Kesabaran Klopp bersama jajaran manajemen perlahan mulai mengembalikan identias permainan Liverpool. Setelah tahun lalu merengkuh gelar Liga Champions, musim ini giliran titel yang diidam-idamkan, apalagi kalau bukan trofi Liga Inggris.
Berbicara kesabaran, kisah Liverpool juga pernah dialami salah satu klub legendaris Indonesia, Arseto Solo. Penantian panjang dan jatuh bangun dijalani tim Biru Langit sebelum meraih titel tertinggi era Galatama.
1. Arseto Solo Juara Galatama 1992
Siapa yang tidak kenal Arseto? Klub kepunyaan putra Presiden RI ke-2, Soeharto, itu didirikan di Jakarta pada 1978 sebelum diboyong ke Kota Bengawan medio 1983.
Bermodalkan dana melimpah, tim yang bermarkas di Stadion Sriwedari itu selalu mendatangkan pemain jempolan. Cukupkah untuk juara? Ternyata apa yang diraih Arseto Solo saat itu bak padi ditanam tumbuh ilalang. Gelar kampiun yang dinanti tak juga-juga datang.
Berjalan dua tahun di Solo, Arseto baru mendapatkan gelar runner-up Galatama edisi 1985 setelah kalah dari Krama Yudha Tiga Berlian di final kejuaraan.
Prestasi itu berbanding terbalik dengan sang rival, Pelita Jaya, yang sukses membawa pulang trofi edisi 1988/89 dan 1990. Kedua tim memang terlibat persaingan sengit di era Galatama hingga Liga Indonesia.
Maklum saja, keberadaan Sigit Soeharto di Arseto dan Nirwan Bakrie sebagai pemilik Pelita Jaya bersaing dalam 'menguasai' sepak bola Indonesia. Ibarat persaingan Manchester United dan Liverpool yang saling sikut demi gelar prestise bernama Premier League.
Namun sama seperti pasukan The Reds, kesabaran akan membuahkan hasil manis. Setelah menunggu 14 tahun, anak-anak 'Mes Kadipolo' akhirnya melepas dahaga berupa juara Galatama 1992 setelah poinnya tak mampu dikejar Pelita Jaya di klasemen akhir.
Kapten Arseto Solo saat juara 1992, Inyong Lolombulan, menyebut butuh perjuangan ekstrakeras dan kesabaran sebelum merengkuh gelar Galatama.

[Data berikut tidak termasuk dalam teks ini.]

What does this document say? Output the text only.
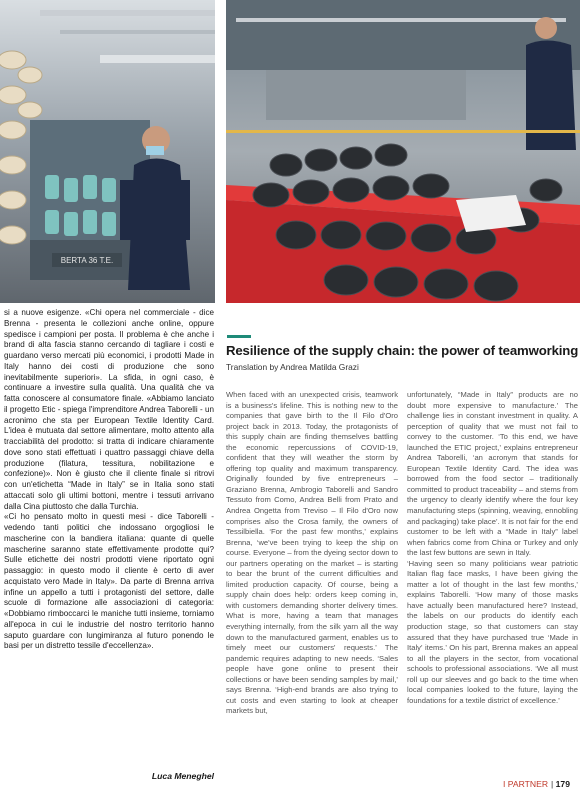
BERTA 36 T.E.

si a nuove esigenze. «Chi opera nel commerciale - dice Brenna - presenta le collezioni anche online, oppure spedisce i campioni per posta. Il problema è che anche i brand di alta fascia stanno cercando di tagliare i costi e guardano verso mercati più economici, i prodotti Made in Italy hanno dei costi di produzione che sono inevitabilmente superiori». La sfida, in ogni caso, è continuare a investire sulla qualità. Una qualità che va fatta conoscere al consumatore finale. «Abbiamo lanciato il progetto Etic - spiega l'imprenditore Andrea Taborelli - un acronimo che sta per European Textile Identity Card. L'idea è mutuata dal settore alimentare, molto attento alla tracciabilità del prodotto: si tratta di indicare chiaramente dove sono stati effettuati i quattro passaggi chiave della produzione (filatura, tessitura, nobilitazione e confezione)». Non è giusto che il cliente finale si ritrovi con un'etichetta “Made in Italy” se in Italia sono stati attaccati solo gli ultimi bottoni, mentre i tessuti arrivano dalla Cina piuttosto che dalla Turchia.

«Ci ho pensato molto in questi mesi - dice Taborelli - vedendo tanti politici che indossano orgogliosi le mascherine con la bandiera italiana: quante di quelle mascherine saranno state effettivamente prodotte qui? Sulle etichette dei nostri prodotti viene riportato ogni passaggio: in questo modo il cliente è certo di aver acquistato vero Made in Italy». Da parte di Brenna arriva infine un appello a tutti i protagonisti del settore, dalle scuole di formazione alle associazioni di categoria: «Dobbiamo rimboccarci le maniche tutti insieme, torniamo all'epoca in cui le industrie del nostro territorio hanno saputo guardare con lungimiranza al futuro ponendo le basi per un distretto tessile d'eccellenza».

Luca Meneghel
Resilience of the supply chain: the power of teamworking
Translation by Andrea Matilda Grazi

When faced with an unexpected crisis, teamwork is a business's lifeline. This is nothing new to the companies that gave birth to the Il Filo d'Oro project back in 2013. Today, the protagonists of this supply chain are finding themselves battling the economic repercussions of COVID-19, confident that they will weather the storm by offering top quality and maximum transparency. Originally founded by five entrepreneurs – Graziano Brenna, Ambrogio Taborelli and Sandro Tessuto from Como, Andrea Belli from Prato and Andrea Ongetta from Treviso – Il Filo d'Oro now comprises also the Crosa family, the owners of Tessilbiella. ‘For the past few months,’ explains Brenna, ‘we've been trying to keep the ship on course. Everyone – from the dyeing sector down to our partners operating on the market – is starting to bear the brunt of the current difficulties and limited production capacity. Of course, being a supply chain does help: orders keep coming in, with customers demanding shorter delivery times. What is more, having a team that manages everything internally, from the silk yarn all the way down to the manufactured garment, enables us to timely meet our customers' requests.’ The pandemic requires adapting to new needs. ‘Sales people have gone online to present their collections or have been sending samples by mail,’ says Brenna. ‘High-end brands are also trying to cut costs and even starting to look at cheaper markets but,

unfortunately, “Made in Italy” products are no doubt more expensive to manufacture.’ The challenge lies in constant investment in quality. A perception of quality that we must not fail to convey to the customer. ‘To this end, we have launched the ETIC project,’ explains entrepreneur Andrea Taborelli, ‘an acronym that stands for European Textile Identity Card. The idea was borrowed from the food sector – traditionally committed to product traceability – and stems from the urgency to clearly identify where the four key manufacturing steps (spinning, weaving, ennobling and packaging) take place’. It is not fair for the end customer to be left with a “Made in Italy” label when fabrics come from China or Turkey and only the last few buttons are sewn in Italy.

‘Having seen so many politicians wear patriotic Italian flag face masks, I have been giving the matter a lot of thought in the last few months,’ explains Taborelli. ‘How many of those masks have actually been manufactured here? Instead, the labels on our products do identify each production stage, so that customers can stay assured that they have purchased true ‘Made in Italy’ items.’ On his part, Brenna makes an appeal to all the players in the sector, from vocational schools to professional associations. ‘We all must roll up our sleeves and go back to the time when local companies looked to the future, laying the foundations for a textile district of excellence.’

I PARTNER | 179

Ikhtiar dan evaluasi dilakukan setiap akhir musim guna mencatat segala kekurangan untuk perbaikan di musim selanjutnya.
"Setelah musim selesai semuanya berkumpul mulai manajemen, pelatih, hingga pemain membahas apa yang masih kurang. Kemudian musim depan diperbaiki terus-menerus hingga akhirnya bisa juara Galatanma 1992," kata Inyong kepada INDOSPORT beberapa waktu lalu.
Kisah perjuangan dan kesabaran Liverpool dan Arseto Solo bisa menjadi pelajaran. Sebab, sepak bola butuh proses, termasuk untuk meraih tinta emas alias gelar juara.